If you’re still reading, then you’re probably a compliance officer or other financial institution (FI) professional responsible for ensuring that your FI is ready for the new MiFID II requirements. And, while no asteroid, your trepidation is natural; the latest Regulation Supplementing Directive is 98 pages long and, like any complicated bureaucracy legal document, is full of arcane details and specific requirements. Don’t worry, we won’t try to cover it all here, but rather, we’ll give you a checklist to help guide you on your path to compliance.
The Need for MiFID II
Perhaps obvious from its name, MiFID II provides further specifications and clarifications regarding MiFID. There are three main areas:
- Extending transparency requirements to equity-like and non-equity instruments and to more market players;
- Amending requirements to ensure a level playing field regarding trading venues and technology;
- Strengthening investor protection via stronger inducements, additional clients' assets safeguards, rules on product governance, and intervention powers.

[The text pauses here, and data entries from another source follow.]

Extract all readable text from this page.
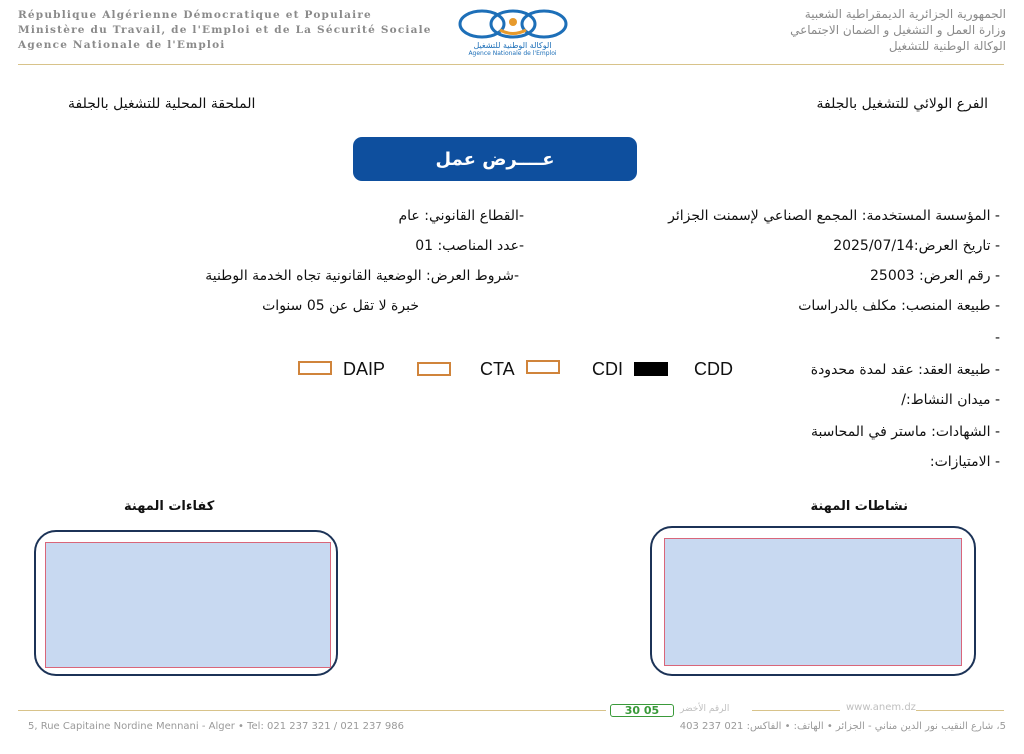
République Algérienne Démocratique et Populaire
Ministère du Travail, de l'Emploi et de La Sécurité Sociale
Agence Nationale de l'Emploi	الوكالة الوطنية للتشغيل
Agence Nationale de l'Emploi
الجمهورية الجزائرية الديمقراطية الشعبية
وزارة العمل و التشغيل و الضمان الاجتماعي
الوكالة الوطنية للتشغيل
الفرع الولائي للتشغيل بالجلفة
الملحقة المحلية للتشغيل بالجلفة
عــــرض عمل
- المؤسسة المستخدمة: المجمع الصناعي لإسمنت الجزائر
- تاريخ العرض:2025/07/14
- رقم العرض: 25003
- طبيعة المنصب: مكلف بالدراسات
-
-القطاع القانوني: عام
-عدد المناصب: 01
-شروط العرض: الوضعية القانونية تجاه الخدمة الوطنية
خبرة لا تقل عن 05 سنوات
- طبيعة العقد: عقد لمدة محدودة
CDD
CDI
CTA
DAIP
- ميدان النشاط:/
- الشهادات: ماستر في المحاسبة
- الامتيازات:
نشاطات المهنة
كفاءات المهنة
30 05	الرقم الأخضر	www.anem.dz
5, Rue Capitaine Nordine Mennani - Alger • Tel: 021 237 321 / 021 237 986	5، شارع النقيب نور الدين مناني - الجزائر • الهاتف: • الفاكس: 021 237 403
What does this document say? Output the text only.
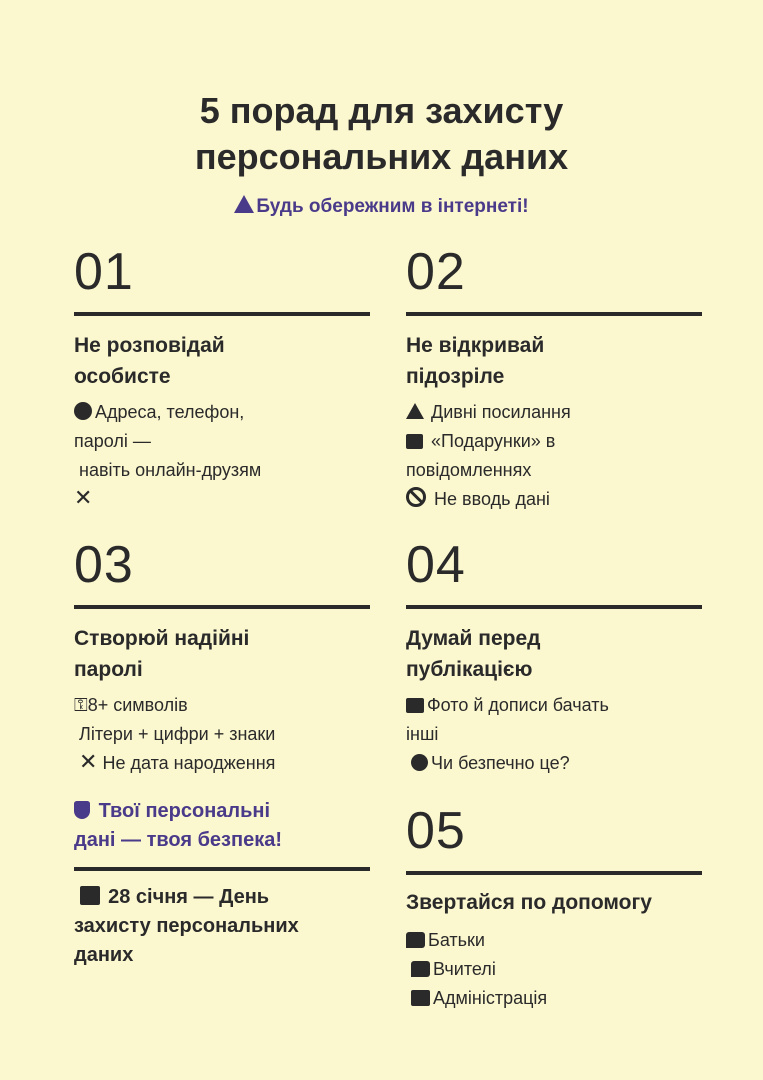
5 порад для захисту
персональних даних
Будь обережним в інтернеті!
01
Не розповідай
особисте
Адреса, телефон,
паролі —
навіть онлайн-друзям
✕
02
Не відкривай
підозріле
Дивні посилання
«Подарунки» в
повідомленнях
Не вводь дані
03
Створюй надійні
паролі
⚿8+ символів
Літери + цифри + знаки
✕ Не дата народження
04
Думай перед
публікацією
Фото й дописи бачать
інші
Чи безпечно це?
Твої персональні
дані — твоя безпека!
28 січня — День
захисту персональних
даних
05
Звертайся по допомогу
Батьки
Вчителі
Адміністрація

Five Steps to MiFID II Compliance
While there are many rules, many don’t apply directly to FI’s, but rather to regulators, trading venues and exchanges. For FI’s, here are some major criteria to consider:
1) Safeguard Client Assets
A FI can only deposit 20% maximum of a client’s funds at a third-party, within its own group. To exceed this limit, the FI must be able to demonstrate that it is appropriate for the particular client, based on their specific situation.

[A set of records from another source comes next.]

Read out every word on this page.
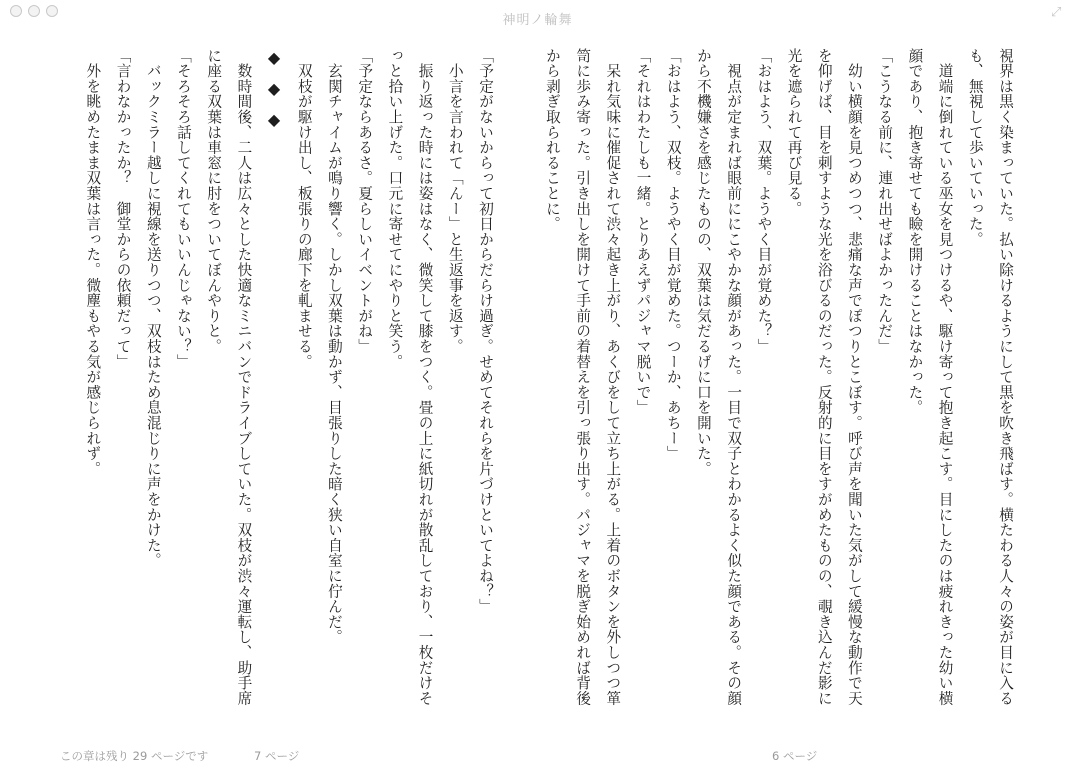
神明ノ輪舞
⤢

視界は黒く染まっていた。払い除けるようにして黒を吹き飛ばす。横たわる人々の姿が目に入るも、無視して歩いていった。

　道端に倒れている巫女を見つけるや、駆け寄って抱き起こす。目にしたのは疲れきった幼い横顔であり、抱き寄せても瞼を開けることはなかった。

「こうなる前に、連れ出せばよかったんだ」

　幼い横顔を見つめつつ、悲痛な声でぽつりとこぼす。呼び声を聞いた気がして緩慢な動作で天を仰げば、目を刺すような光を浴びるのだった。反射的に目をすがめたものの、覗き込んだ影に光を遮られて再び見る。

「おはよう、双葉。ようやく目が覚めた？」

　視点が定まれば眼前ににこやかな顔があった。一目で双子とわかるよく似た顔である。その顔から不機嫌さを感じたものの、双葉は気だるげに口を開いた。

「おはよう、双枝。ようやく目が覚めた。つーか、あちー」

「それはわたしも一緒。とりあえずパジャマ脱いで」

　呆れ気味に催促されて渋々起き上がり、あくびをして立ち上がる。上着のボタンを外しつつ箪笥に歩み寄った。引き出しを開けて手前の着替えを引っ張り出す。パジャマを脱ぎ始めれば背後から剥ぎ取られることに。

「予定がないからって初日からだらけ過ぎ。せめてそれらを片づけといてよね？」

　小言を言われて「んー」と生返事を返す。

　振り返った時には姿はなく、微笑して膝をつく。畳の上に紙切れが散乱しており、一枚だけそっと拾い上げた。口元に寄せてにやりと笑う。

「予定ならあるさ。夏らしいイベントがね」

　玄関チャイムが鳴り響く。しかし双葉は動かず、目張りした暗く狭い自室に佇んだ。

　双枝が駆け出し、板張りの廊下を軋ませる。

◆◆◆

　数時間後、二人は広々とした快適なミニバンでドライブしていた。双枝が渋々運転し、助手席に座る双葉は車窓に肘をついてぼんやりと。

「そろそろ話してくれてもいいんじゃない？」

　バックミラー越しに視線を送りつつ、双枝はため息混じりに声をかけた。

「言わなかったか？　御堂からの依頼だって」

　外を眺めたまま双葉は言った。微塵もやる気が感じられず。

この章は残り 29 ページです	7 ページ	6 ページ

2) Unbundle Research Payments and Transaction Payments
Provisioning investment research by third parties should not be an inducement if it is paid for by the FI. Confidence in best execution requirements compliance should not be in any conflict with access to research.
3) Ensure Quality Enhancements Offer Direct Client Benefit
Service enhancements should be open to competition and transparent in pricing. The FI needs to focus on the benefit to the client.
4) Have the proper Third Country Firm setup
Does your firm do business in Europe, or have clients there? Depending on your type of business, type of customers, what countries you operate in, and other factors, you might have to have a physical branch. If this is the case, you’ll need to go through the local regulators and comply with their rules for FI branches.
5) Proper Record Keeping Systems and Practices
MiFID II brings more types of communications under the record keeping scope. Considering the proliferation of devices, communication channels and content, this step alone can be a major concern. Correct procedures require training, integration, implementation, supervision, operation and long-term retention.
While new regulations seem like an extra burden, many of these requirements are best practices to help maintain transparency and openness, avoid conflict of interest, safeguard customer assets, and good record keeping – all good practices – which should be in place anyways.
Rather than scrambling to get over the lowest bar of compliance, firms should develop solid, ethical systems and procedures that stand the test of time. Then, the next regulation update will be a walk in the park, not be a gut-churning experience!